Stellar  Rings

                         

In 1968 a new form of stellar aggregation was discovered by the West German astronomer Theodore Schmidt-Kaler at Ruhr University, Bochum. While studying the dark clouds of the Milky Way galaxy, Dr. Schmidt-Kaler became aware of large numbers of stellar rings, which appear on photographs as regular elliptical groups of stars that are sharply bounded on the outside. He found that typical rings contain between 25 and 200 stars with an average of 70 stars) and that the stellar density averages four times higher than the surrounding field.

 A complete inspection of the Palomar Observatory Sky Survey (POSS) yielded over 1,000 stellar rings, and three more were discovered on the plates of the Lick Observatory Sky Atlas. Statistical tests show that 80 to 90% of the rings are real, and only 10 - 20% of the rings are accidental groupings of stars. 

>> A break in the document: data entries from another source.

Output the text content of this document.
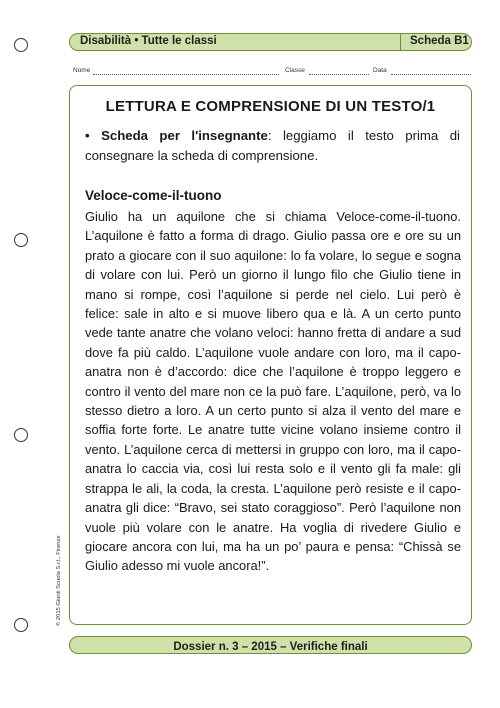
Disabilità • Tutte le classi	Scheda B1
Nome	Classe	Data
LETTURA E COMPRENSIONE DI UN TESTO/1
• Scheda per l'insegnante: leggiamo il testo prima di consegnare la scheda di comprensione.
Veloce-come-il-tuono
Giulio ha un aquilone che si chiama Veloce-come-il-tuono. L’aquilone è fatto a forma di drago. Giulio passa ore e ore su un prato a giocare con il suo aquilone: lo fa volare, lo segue e sogna di volare con lui. Però un giorno il lungo filo che Giulio tiene in mano si rompe, così l’aquilone si perde nel cielo. Lui però è felice: sale in alto e si muove libero qua e là. A un certo punto vede tante anatre che volano veloci: hanno fretta di andare a sud dove fa più caldo. L’aquilone vuole andare con loro, ma il capo-anatra non è d’accordo: dice che l’aquilone è troppo leggero e contro il vento del mare non ce la può fare. L’aquilone, però, va lo stesso dietro a loro. A un certo punto si alza il vento del mare e soffia forte forte. Le anatre tutte vicine volano insieme contro il vento. L’aquilone cerca di mettersi in gruppo con loro, ma il capo-anatra lo caccia via, così lui resta solo e il vento gli fa male: gli strappa le ali, la coda, la cresta. L’aquilone però resiste e il capo-anatra gli dice: “Bravo, sei stato coraggioso”. Però l’aquilone non vuole più volare con le anatre. Ha voglia di rivedere Giulio e giocare ancora con lui, ma ha un po’ paura e pensa: “Chissà se Giulio adesso mi vuole ancora!”.
© 2015 Giunti Scuola S.r.l., Firenze
Dossier n. 3 – 2015 – Verifiche finali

Accurate distances within individual rings could only be determined in  few cases since they contained stars of known absolute and apparent magnitudes. The diameters of the four rings turned out to be very similar, roughly 7.2 pc (23 light years) across, a value supported by determinations in nine other cases. This lead to the hypothesis that  all rings have nearly equal minor diameters.

                         

                                             Figure 1. Stellar Ring No. 373.

 Figure 1 shows the Stellar ring No. 373. from Schmidt-Kaler and J. Isserstedt's   1970 paper, in which they performed photoelectric photometry on the stars of this ring and of two adjacent fields and concluded that the distance modulus was m -  M = 12.2, giving a distance of 2.78 kpc (9,000 light years).  Using this distance the minor diameter of the ring was 7.0 pc which was in good agreement with earlier work. They also found an Ultra-Violet (UV) deficit among the brighter ring members of unexplained origin.

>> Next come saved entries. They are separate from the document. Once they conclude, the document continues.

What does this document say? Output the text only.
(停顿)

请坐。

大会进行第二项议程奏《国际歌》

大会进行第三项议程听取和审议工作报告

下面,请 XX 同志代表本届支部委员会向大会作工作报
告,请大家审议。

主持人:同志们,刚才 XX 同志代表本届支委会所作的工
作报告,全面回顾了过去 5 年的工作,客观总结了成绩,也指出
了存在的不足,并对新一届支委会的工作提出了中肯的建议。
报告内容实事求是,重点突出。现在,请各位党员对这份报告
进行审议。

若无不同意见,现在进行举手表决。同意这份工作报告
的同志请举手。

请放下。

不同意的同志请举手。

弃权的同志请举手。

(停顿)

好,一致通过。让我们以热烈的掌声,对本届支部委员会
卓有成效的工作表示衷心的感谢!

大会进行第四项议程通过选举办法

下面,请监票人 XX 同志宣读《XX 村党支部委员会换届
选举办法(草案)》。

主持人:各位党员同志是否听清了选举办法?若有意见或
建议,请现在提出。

 Schmidt-Kaler has pointed out in an earlier paper that star formation continues to occur in certain gaseous nebulae. In NGC 6888 (Figure 2) he says we are apparently observing the evolution from a gaseous shell to a stellar ring.  In 1968 he found such stellar rings in a later stage of their evolution without correlated H II regions. Many of the rings show an elongated shape similar to the current shape of NGC 6888.

 NGC 6888 is listed as a wind blown expanding nebula in K. Lang’s  Astrophysical Data: Stars and Planets.  Its mass is estimated at 5 M> , with an expansion velocity of 75 km/sec. This data gives a presumed age of about 240,000 years and a minor diameter of 6.3 pc.  The nebula is surrounding the Wolf-Rayet star HD 192163 which may have been the driving force for the expansion. Wolf-Rayet stars are thought to be massive stars in the advanced stages of hydrogen burning. These stars are also believed to have hydrogen rich envelopes through mass transfer. In the case of NGC 6888, its expanding shell could have been the result of an ejected shell from HD 192163 as part of its later evolutionary stage. Normally one would think that NGC 6888 is a planetary nebula, it could be a very late stage of a special type planetary. Schmidt-Kaler and his colleague I. Isserstedt postulate that the stellar rings formed out of the expanding shells of such stars.  This they suggested after they found that the chemical composition of the stellar rings was very similar to the nebula NGC 6888.

 

                         

                      Figure 2. NGC 6888 in Cygnus.  Size: 18’ x 12’, distance = 1.2 kpc.

If  the expanding NGC 6888 begins to forms stars, possibly the ring might stabilize at a diameter of around 7.1 pc from its current 6.3 pc diameter. Interesting idea, right?

Archinal 2003 has stated that there appears to be no direct relation of Isserstedt's minimum diameter of rings vs the actual size of several clusters in which the rings reside.

No papers on Stellar Rings appeared after 1970 as the theory of their existence was debunked by several astronomers. The rings at best were asterisms in the plane of the sky that appeared "ringlike" using enough imagination. 

 

REFERENCES

Archinal, B., Hynes, S., 2003, Star Clusters, Willmann-Bell, Inc., Richmond, VA, ISBN 0-943396-80-8.

Isserstedt, J. Schmidt-Kaler, T., 1970, Photometrische Untersuchung des Sternrings 373, Astronomy & Astrophysics, 7, p. 481-487.

Isserstedt, J., 1969, Lichtelektrische Untersuchchungen eines nahen Sternrings in Aquila, Astronomy & Astrophysics, 3, p. 210-213.

Isserstedt, J., 1970, P. Cygni und der Sternting 274, Astronomy & Astrophysics, 8, p. 168-170. 

Isserstedt, J., 1970, 53. Stellar Rings and Galactic Structure, The Spiral Structure of Our Galaxy, International Astronomical Union Series, p. 287-289.